We will make a perspective, color-coded view of the US Rockies from the southeast. This is done using

   ::

    C = makecpt(cmap=:dem2, range=(1000,5000));
    G = grdcut("@earth_relief_30s", region=(-108,-103,35,40));
    Ggrad = grdgradient(G, norm=(laplace=0.8,), azim=100, colinfo=:g);
    grdview(G, proj=:merc, figsize=10, view=(135,35), surftype=(image=50,), shade=Ggrad, zsize=1.25, show=true)

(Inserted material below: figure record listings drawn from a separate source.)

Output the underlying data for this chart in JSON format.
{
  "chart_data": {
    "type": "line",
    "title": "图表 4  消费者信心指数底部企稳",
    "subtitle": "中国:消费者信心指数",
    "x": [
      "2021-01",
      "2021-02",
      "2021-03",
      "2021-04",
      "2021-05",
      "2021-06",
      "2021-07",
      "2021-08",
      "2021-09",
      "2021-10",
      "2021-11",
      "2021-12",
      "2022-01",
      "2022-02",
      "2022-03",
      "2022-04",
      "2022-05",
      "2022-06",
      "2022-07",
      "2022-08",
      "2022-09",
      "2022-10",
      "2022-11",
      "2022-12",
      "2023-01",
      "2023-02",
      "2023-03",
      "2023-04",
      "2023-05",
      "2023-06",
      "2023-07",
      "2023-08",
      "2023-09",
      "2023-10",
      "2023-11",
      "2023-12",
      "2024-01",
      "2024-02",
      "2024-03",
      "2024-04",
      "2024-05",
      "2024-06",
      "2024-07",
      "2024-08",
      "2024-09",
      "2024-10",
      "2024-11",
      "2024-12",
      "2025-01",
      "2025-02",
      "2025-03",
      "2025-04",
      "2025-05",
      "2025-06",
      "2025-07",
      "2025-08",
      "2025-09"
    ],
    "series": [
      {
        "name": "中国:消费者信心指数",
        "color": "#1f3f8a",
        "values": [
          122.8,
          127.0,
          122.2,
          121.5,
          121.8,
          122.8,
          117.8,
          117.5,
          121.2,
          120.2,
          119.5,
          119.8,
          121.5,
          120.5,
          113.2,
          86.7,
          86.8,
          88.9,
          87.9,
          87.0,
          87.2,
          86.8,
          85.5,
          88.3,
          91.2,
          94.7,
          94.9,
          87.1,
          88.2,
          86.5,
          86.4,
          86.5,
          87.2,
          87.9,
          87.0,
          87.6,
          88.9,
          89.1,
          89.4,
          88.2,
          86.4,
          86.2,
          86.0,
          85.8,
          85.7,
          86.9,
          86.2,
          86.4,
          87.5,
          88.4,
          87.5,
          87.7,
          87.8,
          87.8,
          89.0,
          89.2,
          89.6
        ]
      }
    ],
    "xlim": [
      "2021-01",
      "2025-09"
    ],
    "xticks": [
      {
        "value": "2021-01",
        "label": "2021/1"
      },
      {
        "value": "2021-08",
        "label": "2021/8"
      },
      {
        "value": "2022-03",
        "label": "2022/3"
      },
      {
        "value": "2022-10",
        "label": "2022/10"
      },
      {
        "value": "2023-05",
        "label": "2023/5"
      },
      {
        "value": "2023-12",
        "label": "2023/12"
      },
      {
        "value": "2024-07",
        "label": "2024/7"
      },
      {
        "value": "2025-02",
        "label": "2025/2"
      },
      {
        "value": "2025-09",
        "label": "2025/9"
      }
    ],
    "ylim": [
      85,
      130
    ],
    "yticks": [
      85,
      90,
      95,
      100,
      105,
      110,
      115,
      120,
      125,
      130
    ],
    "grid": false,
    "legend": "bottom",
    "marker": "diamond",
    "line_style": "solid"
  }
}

Your plot should look like :ref:`our example 19 below <gmt_tut_19_jl>`

.. _gmt_tut_19_jl:

.. figure:: /_images/GMT_tut_19.*
   :width: 400 px
   :align: center

   Result of GMT Tutorial example 19

This plot is pretty crude since we selected 50 dpi but it is fast to render and allows us to try alternate
values for vantage point and scaling. When we settle on the final values we select the appropriate *dpi*
for the final output device and let it rip.

Exercises:

#. Choose another vantage point and scaling.

#. Redo `grdgradient <https://www.generic-mapping-tools.org/GMT.jl/dev/grdgradient/>`_ with another illumination
   direction and plot again.

#. Select a higher *dpi*, e.g., 200.